Pietro Rocha (nome fictício), de 26 anos, só descobriu ser portador do vírus HIV em 2013, quando a sífilis voltou a acometê-lo. A infecção já causava-lhe feridas pelo corpo, manchas vermelhas e, sobretudo, lesões na palma das mãos – sintomas que, para ele, eram facilmente confundidos com uma alergia cutânea.

Ele chegou a tomar antialérgicos, o que só aumentou as reações, afinal elas eram tentativas do corpo de sinalizar a doença, e uma medicação equivocada para os sintomas mascaravam o pedido de socorro – passe livre para o jovem voltar a transar sem preservativo e multiplicar a espécie da bactéria.

“Pense no meu desespero de vir sozinho para o Hospital Helvio Auto, aos 19 anos, e receber o diagnóstico de estar infectado pelo vírus HIV. A psicóloga conversou comigo sobre a importância do tratamento, mas, dentro de mim, algo dizia para eu não fazer. E foi assim que aconteceu”, contou Pietro.

O preconceito velado da sociedade, segundo o jovem, aumentou a dúvida sobre contar ou não sobre a soropositividade. “Isso gerou um medo de que, quando os outros viessem a saber, despertasse neles o lado mais sombrio, a rejeição. O prejulgamento é pior do que o próprio tratamento, pois causa uma pressão forte sobre o portador do vírus, que acaba optando por esconder sua condição sorológica”, disse. Pietro passou cinco anos convivendo com o HIV, sem apresentar sintomas ou qualquer outra reação.

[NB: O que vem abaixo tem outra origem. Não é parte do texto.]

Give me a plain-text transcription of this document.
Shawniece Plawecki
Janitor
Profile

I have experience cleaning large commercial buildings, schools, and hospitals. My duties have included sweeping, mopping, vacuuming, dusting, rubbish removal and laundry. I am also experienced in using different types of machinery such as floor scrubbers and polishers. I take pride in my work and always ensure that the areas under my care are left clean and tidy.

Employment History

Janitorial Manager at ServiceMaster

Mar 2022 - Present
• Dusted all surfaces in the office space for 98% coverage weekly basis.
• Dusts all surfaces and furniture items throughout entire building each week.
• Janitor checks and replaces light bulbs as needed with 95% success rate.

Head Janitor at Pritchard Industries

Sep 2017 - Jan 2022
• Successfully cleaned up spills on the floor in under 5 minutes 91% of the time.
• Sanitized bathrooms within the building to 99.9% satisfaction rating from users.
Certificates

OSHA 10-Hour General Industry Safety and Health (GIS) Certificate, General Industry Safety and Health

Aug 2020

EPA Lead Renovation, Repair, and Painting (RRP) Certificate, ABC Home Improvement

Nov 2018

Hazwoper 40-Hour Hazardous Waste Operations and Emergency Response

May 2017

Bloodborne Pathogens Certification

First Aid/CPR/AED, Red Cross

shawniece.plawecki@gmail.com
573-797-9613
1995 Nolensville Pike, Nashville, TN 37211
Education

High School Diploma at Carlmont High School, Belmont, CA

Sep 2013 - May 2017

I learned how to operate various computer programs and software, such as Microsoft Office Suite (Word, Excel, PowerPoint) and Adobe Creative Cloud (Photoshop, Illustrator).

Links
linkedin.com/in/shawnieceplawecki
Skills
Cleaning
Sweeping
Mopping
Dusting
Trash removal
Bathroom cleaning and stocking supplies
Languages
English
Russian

No entanto, com o frequente ataque do vírus em seu corpo, as células de defesa começavam a funcionar com menos eficiência até serem destruídas. O organismo de Pietro ficava cada vez mais fraco e vulnerável a infecções oportunistas. À época, o jovem foi diagnosticado com tuberculose ganglionar – que é bacteriana e acomete os gânglios linfáticos, também conhecidos como linfonodos. Além do aumento dos gânglios com dor local, ele passou a ter febre, diarreia, suores noturnos e emagrecimento. Os 63 kg foram reduzidos para 41 num curto espaço de tempo.

Em 21 de fevereiro deste ano, dia em que sua mãe, Joana, de 52 anos, comemorava mais um aniversário, a situação ficou crítica e o rapaz precisou ser levado às pressas a um ambulatório, visto que seu tio suspeitava que ele já estivesse com os sintomas da Aids. Chegando lá, a desconfiança foi confirmada com exames laboratoriais. No entanto, o que Pietro e a família não esperavam era que, além do diagnóstico da síndrome, o jovem também estivesse com um câncer instalado no intestino.